# 2006 SE-R stereo problems??



## purplehazedx (Nov 29, 2009)

i have a 2006 altima se-r and i was just wondering if someone can help me out. the factory radio and cd player stopped working all of a sudden. it worked fine since i bought the car about 2 weeks ago until i came out one morning to find that i have no sound coming out. the radio still lights up and looks like it should be working but i do not hear anything. i checked all the fuses and everything looks good. is there something else that it could be??? please help me out


----------



## jamol1988 (Nov 17, 2009)

*OEM SE-R RADIO*

Hey!!
I don't know whats happening with your radio
But I have altima se-r stock OEM radio up for sale?
if you are interested let me know....


----------



## ILSER25 (Apr 16, 2010)

Did you try and pull the stereo out so you could check the wiring? It could be that the person you bought the car from had an aftermarket stereo in the car prior to putting it up for sale and when they started to try and sell it they put the stock stereo back in.
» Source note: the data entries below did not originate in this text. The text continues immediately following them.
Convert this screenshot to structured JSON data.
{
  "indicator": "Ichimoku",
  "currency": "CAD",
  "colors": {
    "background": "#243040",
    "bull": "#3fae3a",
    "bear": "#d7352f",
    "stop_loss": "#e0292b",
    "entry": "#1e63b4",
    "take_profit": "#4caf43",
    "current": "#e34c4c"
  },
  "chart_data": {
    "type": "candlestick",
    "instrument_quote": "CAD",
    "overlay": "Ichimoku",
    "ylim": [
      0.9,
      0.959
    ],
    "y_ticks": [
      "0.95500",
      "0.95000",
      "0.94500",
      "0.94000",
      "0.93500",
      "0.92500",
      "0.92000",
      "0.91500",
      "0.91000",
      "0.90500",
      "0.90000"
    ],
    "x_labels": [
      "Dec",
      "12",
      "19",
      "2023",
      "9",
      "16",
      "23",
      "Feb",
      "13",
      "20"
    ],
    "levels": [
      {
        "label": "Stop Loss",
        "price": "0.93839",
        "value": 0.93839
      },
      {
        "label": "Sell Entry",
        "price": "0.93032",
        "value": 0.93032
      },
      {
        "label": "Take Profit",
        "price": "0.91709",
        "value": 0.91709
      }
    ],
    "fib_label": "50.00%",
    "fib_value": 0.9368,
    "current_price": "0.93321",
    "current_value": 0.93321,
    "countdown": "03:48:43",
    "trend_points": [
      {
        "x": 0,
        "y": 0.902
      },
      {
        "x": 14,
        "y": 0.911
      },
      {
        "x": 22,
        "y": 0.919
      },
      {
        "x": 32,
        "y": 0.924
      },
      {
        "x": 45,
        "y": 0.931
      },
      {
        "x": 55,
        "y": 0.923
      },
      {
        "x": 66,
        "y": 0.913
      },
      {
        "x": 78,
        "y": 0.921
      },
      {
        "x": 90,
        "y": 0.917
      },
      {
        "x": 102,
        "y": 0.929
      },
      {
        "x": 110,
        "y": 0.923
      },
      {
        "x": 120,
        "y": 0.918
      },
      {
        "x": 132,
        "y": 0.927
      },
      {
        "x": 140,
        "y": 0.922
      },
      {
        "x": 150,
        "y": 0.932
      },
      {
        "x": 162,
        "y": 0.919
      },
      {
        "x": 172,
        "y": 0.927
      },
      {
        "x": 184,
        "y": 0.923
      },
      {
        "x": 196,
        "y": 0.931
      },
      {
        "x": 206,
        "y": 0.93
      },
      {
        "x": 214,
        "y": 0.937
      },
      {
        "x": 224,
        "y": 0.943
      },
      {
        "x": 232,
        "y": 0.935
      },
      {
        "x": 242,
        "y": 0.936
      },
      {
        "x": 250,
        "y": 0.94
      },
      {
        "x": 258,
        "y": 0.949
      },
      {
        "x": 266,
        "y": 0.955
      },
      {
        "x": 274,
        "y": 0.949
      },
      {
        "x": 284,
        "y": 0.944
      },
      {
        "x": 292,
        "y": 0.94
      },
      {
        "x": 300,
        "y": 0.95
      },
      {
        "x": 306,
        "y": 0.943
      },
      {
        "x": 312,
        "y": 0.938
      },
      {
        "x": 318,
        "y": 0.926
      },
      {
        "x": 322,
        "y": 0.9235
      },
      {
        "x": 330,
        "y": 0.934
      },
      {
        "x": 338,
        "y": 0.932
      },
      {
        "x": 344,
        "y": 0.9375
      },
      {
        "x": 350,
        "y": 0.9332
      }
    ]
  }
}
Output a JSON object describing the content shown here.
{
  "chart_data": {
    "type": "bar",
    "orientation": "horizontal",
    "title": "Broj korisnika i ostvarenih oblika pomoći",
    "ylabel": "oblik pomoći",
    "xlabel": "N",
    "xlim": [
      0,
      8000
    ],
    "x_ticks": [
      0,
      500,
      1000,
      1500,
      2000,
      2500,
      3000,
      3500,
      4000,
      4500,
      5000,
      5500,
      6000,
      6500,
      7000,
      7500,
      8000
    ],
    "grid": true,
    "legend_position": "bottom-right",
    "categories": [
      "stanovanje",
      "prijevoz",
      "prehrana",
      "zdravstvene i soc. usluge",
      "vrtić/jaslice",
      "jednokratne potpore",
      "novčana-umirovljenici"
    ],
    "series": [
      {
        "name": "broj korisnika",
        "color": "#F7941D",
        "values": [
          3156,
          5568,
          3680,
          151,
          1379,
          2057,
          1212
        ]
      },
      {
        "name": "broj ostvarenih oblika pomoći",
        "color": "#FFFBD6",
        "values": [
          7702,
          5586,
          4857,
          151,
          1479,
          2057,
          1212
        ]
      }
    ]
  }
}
The wire connections could be loose and not working properly due to that.


----------



## massracer01 (Feb 9, 2010)

Its does sound like the guy before you had a diffrent radio in there before what i think it might be is the constant 12v power wire(it should be green) cause it sounds like the illumination wire is still hooked in.when you turn ur car off the the radio still light up? i work at bestbuy as an installer so i can just look up wiring diagrams


----------